The optimal reservation utility in models of decision making in arranged marriages

Pages 1695-1698 | Published online: 05 Dec 2007
 

Abstract

The notion of a reservation quality or utility is a key feature of Batabyal's (Citation2003a) recent analysis of decision making in arranged marriages. In this model, the magnitude of the reservation utility has a nontrivial impact on the decision to accept or decline a marriage proposal. Even so, Batabyal (Citation2003a) treats the marrying agent's reservation utility as an exogenous variable. Consequently, the purpose of this article is to endogenize the reservation utility variable in the context of a dynamic and stochastic model of decision making in arranged marriages. Our analysis leads to two results. First, we demonstrate that the optimal reservation utility is the solution to a particular maximization problem. Second, we show that theoretical circumstances exist in which the optimal reservation utility is unique.

Acknowledgement

Batabyal acknowledges financial support from the Gosnell endowment at RIT. The usual disclaimer applies.

Notes

1 The concept of a reservation value – value denoting variables such as price, quality, revenue, utility and wage – has been used to analyse questions in many different areas of economics such as family economics (Hatcher, Citation2002), information economics (Tirole, Citation1986), labour economics (Groot and Oosterbeek, Citation1994) and natural resource economics (Batabyal, Citation2003b).
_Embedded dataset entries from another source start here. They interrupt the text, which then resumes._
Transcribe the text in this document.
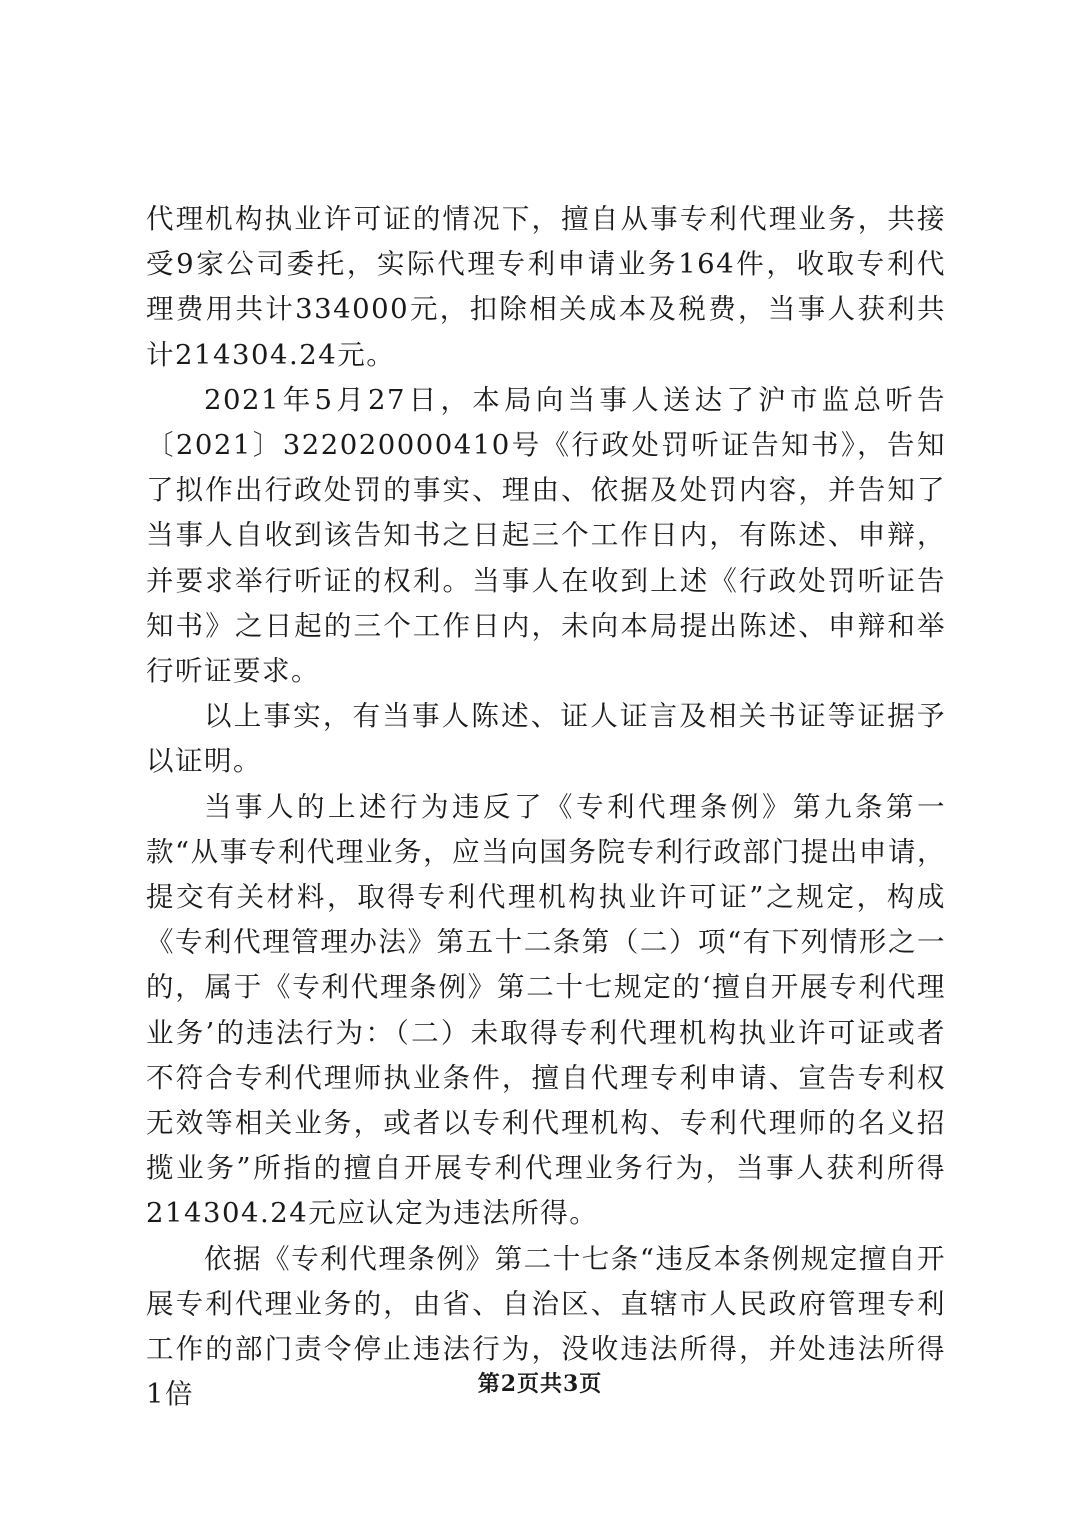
代理机构执业许可证的情况下，擅自从事专利代理业务，共接受9家公司委托，实际代理专利申请业务164件，收取专利代理费用共计334000元，扣除相关成本及税费，当事人获利共计214304.24元。

2021年5月27日，本局向当事人送达了沪市监总听告〔2021〕322020000410号《行政处罚听证告知书》，告知了拟作出行政处罚的事实、理由、依据及处罚内容，并告知了当事人自收到该告知书之日起三个工作日内，有陈述、申辩，并要求举行听证的权利。当事人在收到上述《行政处罚听证告知书》之日起的三个工作日内，未向本局提出陈述、申辩和举行听证要求。

以上事实，有当事人陈述、证人证言及相关书证等证据予以证明。

当事人的上述行为违反了《专利代理条例》第九条第一款“从事专利代理业务，应当向国务院专利行政部门提出申请，提交有关材料，取得专利代理机构执业许可证”之规定，构成《专利代理管理办法》第五十二条第（二）项“有下列情形之一的，属于《专利代理条例》第二十七规定的‘擅自开展专利代理业务’的违法行为：（二）未取得专利代理机构执业许可证或者不符合专利代理师执业条件，擅自代理专利申请、宣告专利权无效等相关业务，或者以专利代理机构、专利代理师的名义招揽业务”所指的擅自开展专利代理业务行为，当事人获利所得214304.24元应认定为违法所得。

依据《专利代理条例》第二十七条“违反本条例规定擅自开展专利代理业务的，由省、自治区、直辖市人民政府管理专利工作的部门责令停止违法行为，没收违法所得，并处违法所得1倍	第2页共3页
The reader should note that although Batabyal Citation(2003a) uses the term ‘reservation quality,’ in the rest of this article, we shall use the more familiar term ‘reservation utility’ to refer to our marrying agent's threshold level of utility.

2 Without loss of generality, in the rest of this article we shall suppose that the utility of an arbitrary marriage proposal is given by a nonnegative real number. As such, the lowest possible utility is zero and the highest possible utility is (in principle) ∞.

3 For textbook accounts of the Poisson process, see Ross (Citation1996, pp. 59–97, Citation2003, pp. 288–348).